Day 5: Constructing 90% box plots on Macs using *Sampling Laboratory.
*Design survey sampling procedure.

Day 6: Continue interpretation of charts of 90% box plots on Macs
and on paper.

Day 7: Continue 90% box plots on Mac. Discuss application 8 from
*QL.
*

Day 8: Begin discussion of 90% confidence intervals (without formulas).

Day 9: Reading 90% box plots and change to 90% confidence intervals.

Day 10: Confidence intervals in the news; margin of error.

Day 11: Quiz on 90% box plots (see Appendix B). Quiz included
question that required use of the *Sampling Laboratory.
*

Day 12: Confidence Interval formula for proportions.

Day 13: Using confidence interval to find desired sample size.
Collect survey project data.

Day 14: M&M Day. Took repeated samples of M&M's and calculated
percent brown and margin of error with graph of l/n. Also made
a histogram of sample proportions which looked normal almost immediately.
HW: Work in survey project.

Day 15: Work on JC Penney/Phone Book/Dictionary activities.

Day 16: Continuation

Day 17: Return quizzes. Review.

Day 18: Module test. (See Appendix C.)

A major part of the course was to do a survey project. Each student
formulated a hypothesis, defined independent and dependent variables,
devised a sampling procedure, designed and conducted a survey,
gathered data, organized and analyzed the data using *ELASTIC
*as well as hand-generated graphs, analyzed results, formulated
conclusions, and did a critique of their own study. Excerpts from
these projects are included in Appendix D.

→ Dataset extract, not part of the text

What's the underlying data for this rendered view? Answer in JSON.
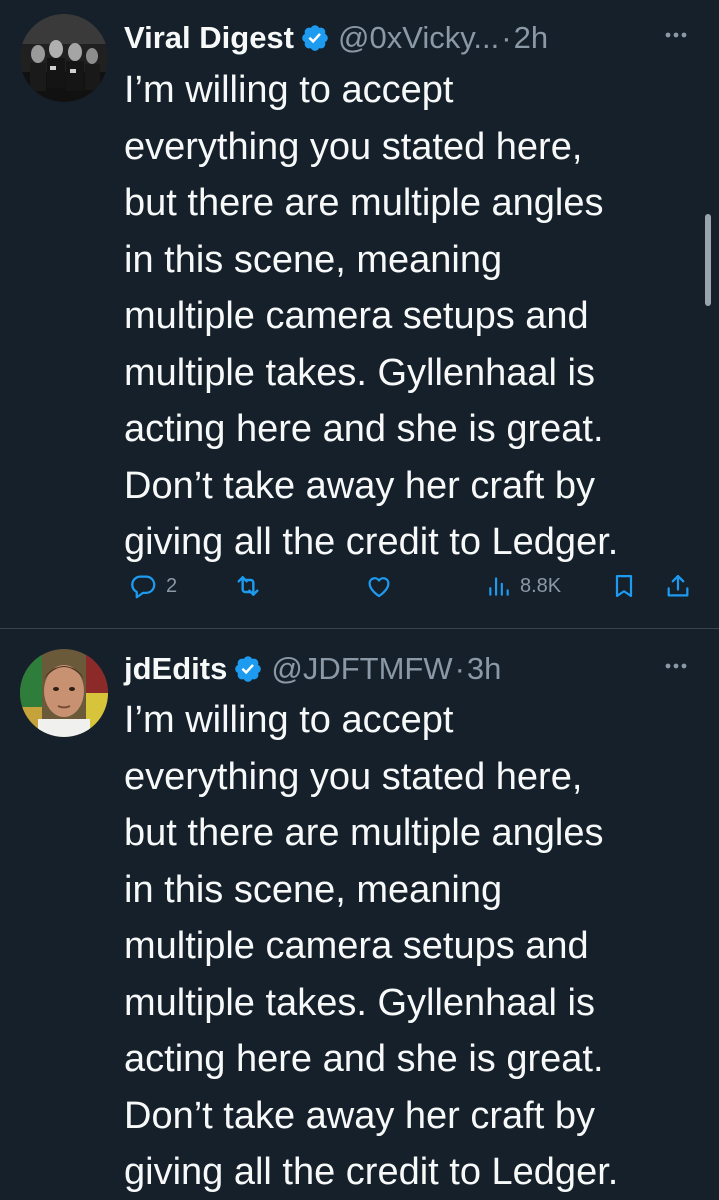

**3.4 The Sampling Modules at CRLS
**

Below is an account by Peter Mili of the sampling module developed
for use at CRLS. Section 4.1 describes the classroom implementation
in more detail.

"We introduced the students to sampling using some newspaper
and magazine reports, along with much discussion. Included was
an activity where we tried to estimate how long it would take
to ask a large number of people a simple question (minutes, hours,
days,...).

"We had the students each create a question that they were
interested in knowing about, and then had them ask 20 students
at CRLS. Our final activity of the unit was to interpret these
results and report them with a margin of error.

"We did the coin flipping in class and worked on collecting
and organizing the information in tables and graphs. Then we went
to the software where we had the students run experiments and
try to understand all the representations (windows). This involved
getting printouts and working with the students individually.
We also had to "take a step back" at this point and
have the students do some paper and pencil constructions of histograms
and box plots. We felt that they needed this for better understanding.

"We found it beneficial to add written interpretation to
the printouts. Specifically, we wrote the actual number of samples
above each bar to correspond with the indicated percentages from
the horizontal axis. With the printout of the box plot, we listed
the actual numbers that corresponded to the range of the box and
whiskers just beneath the graph. We then reinforced and summarized
the data by writing a series of sentences which interpreted the
information provided by the graphs.

"At this point we went back to the software so that the students
could run experiments with different population proportions (10,
20...) in order to create the box plots so that we could talk
about confidence intervals. We took printouts back to class and
discussed how we use them to get a confidence interval for the
sample proportion. We did not use this vocabulary, instead we
used "margin of error" and "between" and "likely/unlikely"
to describe the confidence. We then had the students write a sentence
to report the results of their surveys."

Below are examples of survey questions devised by students at
CRLS. Each student interviewed 20 people for the project.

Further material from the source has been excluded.